Now that the basic requirements and API for the EEPROM emulation are known, we can move on to the design and implementation of it all. Here’s the basic idea:
- there are two pages of flash memory in use for EEPROM emulation
- at any point in time, one is actively being used, the other is empty
- the first half of the page is used to store variable values, by index
- the second half contains slots for changes, as «index, value» tuples
- normal changes add to the end, and can be re-written to flash in-situ
- when we run out of slots, we compact the page and store it in the other flash page
- once that write is done, we erase the original page
- the next time around, both flash pages then change place
- the first value (variable #0) is reserved and stores the page number
This is the layout of a single page (using a 32-byte page size here, for brevity):
The key is to never overwrite any value with another one, unless:
- the original value is all ones, i.e. 0xFFFF (meaning it was still unset), or …
- … we are compacting the data structure and writing it to a new empty flash page
Furthermore, new pages are written to flash memory as follows:
- the underlying flash page is erased
values[0]
is set to 0xFFFF, i.e. not filled in yet- the data is saved to flash
values[0]
is now set to the page number- the modified data is saved again to flash
This ensures that there is never an incomplete page in flash which could be mistaken as valid, since the page number is always written last, after the rest is known to be in place.
Note that we do assume that 16- and 32-bit writes to flash are atomic: they either succeed in full, or don’t take place at all – even in case of sudden power loss. If this turns out to be an issue, our algorithm will have to be refined so that a single bit change marks completion.
We also need to keep three pieces of information in RAM:
- the master copy of the currently active flash page
- a map from variable index to change slot (or 0 if not changed yet)

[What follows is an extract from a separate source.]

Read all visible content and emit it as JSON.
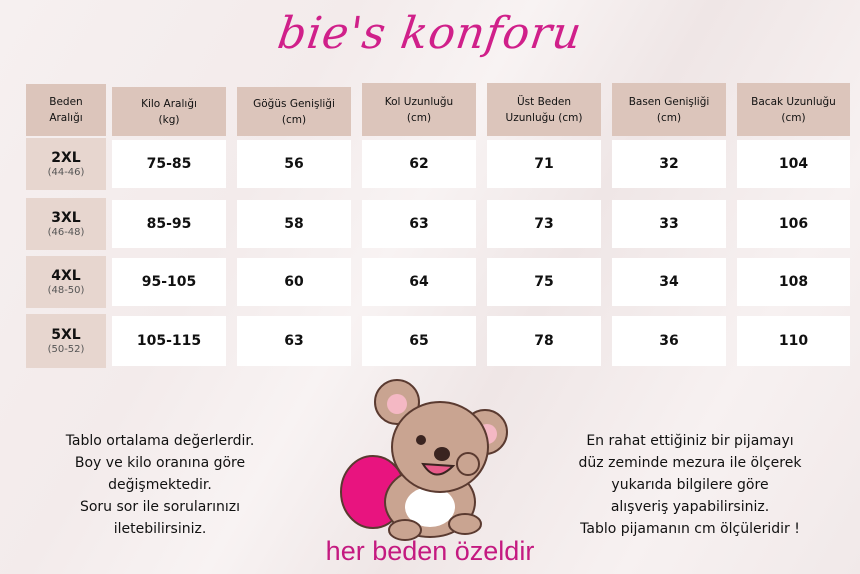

- the index of the next unused tuple
This RAM info is reconstructed from what’s in flash memory at initialisation time.
Here is an extract of the class definition (full code on GitHub):
class RomVars {
typedef struct { uint16_t key, val; } Tuple;
public:
void init ();
Ref operator[] (int index);
private:
uint16_t& at (int index);
uint16_t set (int index, uint16_t newVal);
bool reusePage (int page);
void combineChanges ();
void flipAndSave ();
union {
uint16_t values [NumVars];
Tuple tuples [NumVars];
};
uint8_t map [NumVars];
uint16_t fill;
};
Only two public methods: init()
and the array operator for getting/setting an item.
In the case of a 64-byte flash page, NumVars
will be 16. Since a Tuple
is 4 bytes, the union will be 64 bytes long, with the 16 values entries overlapping the first 8 tuples entries.
The map
array entries will be either zero, meaning the values[]
array has the actual latest values, or some value from 8 to 15, meaning the tuples[]
array has the latest value, at the index indicated in the map. Note that the first time a rom variable is set, this will end up in the values
array, and that each change after that creates a new entry in the tuples
array, starting at entry 8. The fill
variable tracks the next unused entry in tuples
.
There are quite a few design trade-offs to be made in this code. The important part is that these choices match the properties of flash memory (erase rarely, atomic single-word writes) and the expected usage patterns (fast access, occasional changes).